The basic principle, I think, is that a poem is about what its reader
can tell it's about. (The corollary, which would come as a surprise
to some amateurish poets with whom I've been acquainted, is that a
poem isn't about what the person who wrote it thinks it's about, but
that's another diatribe.)
The complication comes in with the "can." If a reader can't tell
what's it's about on the first reading but can on the third, is the
poem accessible? What if it takes until the eighteenth reading? How
are you going to know it's worth it?
I myself find the answer to the last question in a sort of instinct.
I've always felt that I could tell after the first line and a half of
a poem whether it's going to be worth reading and rereading.
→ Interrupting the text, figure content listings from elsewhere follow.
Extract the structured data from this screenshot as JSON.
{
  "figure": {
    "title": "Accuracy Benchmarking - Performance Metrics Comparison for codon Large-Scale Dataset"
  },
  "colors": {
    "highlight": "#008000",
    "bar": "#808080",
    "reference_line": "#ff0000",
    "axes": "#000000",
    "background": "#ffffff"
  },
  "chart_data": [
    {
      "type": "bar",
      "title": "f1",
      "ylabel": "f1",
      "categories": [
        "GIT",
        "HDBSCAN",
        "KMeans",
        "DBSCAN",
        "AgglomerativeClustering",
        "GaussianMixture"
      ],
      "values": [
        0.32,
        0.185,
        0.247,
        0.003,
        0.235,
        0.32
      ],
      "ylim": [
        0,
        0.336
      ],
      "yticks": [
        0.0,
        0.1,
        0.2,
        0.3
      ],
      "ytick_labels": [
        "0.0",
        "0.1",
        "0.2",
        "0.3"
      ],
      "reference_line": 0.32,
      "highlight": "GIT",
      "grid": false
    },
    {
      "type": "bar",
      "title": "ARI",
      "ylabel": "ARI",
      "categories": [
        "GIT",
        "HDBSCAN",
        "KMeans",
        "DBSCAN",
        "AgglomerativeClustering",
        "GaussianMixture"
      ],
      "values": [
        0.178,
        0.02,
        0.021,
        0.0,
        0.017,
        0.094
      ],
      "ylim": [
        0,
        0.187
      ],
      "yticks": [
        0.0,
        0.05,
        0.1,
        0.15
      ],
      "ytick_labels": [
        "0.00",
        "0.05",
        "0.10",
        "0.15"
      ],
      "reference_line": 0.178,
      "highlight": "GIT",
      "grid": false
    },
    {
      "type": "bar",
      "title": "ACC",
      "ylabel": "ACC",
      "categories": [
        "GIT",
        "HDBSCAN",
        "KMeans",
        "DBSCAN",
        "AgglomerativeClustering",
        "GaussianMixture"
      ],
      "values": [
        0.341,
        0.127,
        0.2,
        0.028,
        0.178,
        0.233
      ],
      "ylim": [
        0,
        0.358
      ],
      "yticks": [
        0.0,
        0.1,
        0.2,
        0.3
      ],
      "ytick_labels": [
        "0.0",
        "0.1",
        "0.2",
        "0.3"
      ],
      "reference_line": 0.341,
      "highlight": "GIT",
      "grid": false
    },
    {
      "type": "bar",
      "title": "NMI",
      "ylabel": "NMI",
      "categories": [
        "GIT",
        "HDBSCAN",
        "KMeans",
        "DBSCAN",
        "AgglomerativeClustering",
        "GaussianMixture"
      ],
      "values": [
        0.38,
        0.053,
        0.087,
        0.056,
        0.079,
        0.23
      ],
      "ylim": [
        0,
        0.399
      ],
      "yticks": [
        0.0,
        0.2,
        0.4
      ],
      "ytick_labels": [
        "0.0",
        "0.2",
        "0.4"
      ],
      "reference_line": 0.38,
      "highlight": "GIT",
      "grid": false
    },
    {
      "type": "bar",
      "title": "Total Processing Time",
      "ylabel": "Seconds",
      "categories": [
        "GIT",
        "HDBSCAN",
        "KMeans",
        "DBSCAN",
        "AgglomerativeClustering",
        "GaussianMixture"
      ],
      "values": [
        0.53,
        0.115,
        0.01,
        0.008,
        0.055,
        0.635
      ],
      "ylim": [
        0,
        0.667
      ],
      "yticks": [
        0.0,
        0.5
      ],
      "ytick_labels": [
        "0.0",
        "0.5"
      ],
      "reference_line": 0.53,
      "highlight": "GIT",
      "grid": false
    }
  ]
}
This has
nothing to do with whether the first line and a half, or the poem as a
whole, is immediately comprehensible. If that first line and a half
rings the gong, then eventually the poem will turn out to be worth
studying. My evidence for the validity of this approach is subjective
but good enough for me: it's never been wrong. That is, the
line-and-a-half test has never led me to keep reading a poem which I
didn't eventually decide as worth while. Whether there have been
poems that failed the test which I might eventually have found worth
reading anyway, is something I have no way of knowing.
> The most valuable poems have many levels of meaning and give you
> more (more "access") every time you read them. (As with other
> art forms; I think this is especially the case with music and film)
>
Yes, that's a good conception of access. The greatest poems seem to
have inexhaustible access. At least, I haven't worn them out yet.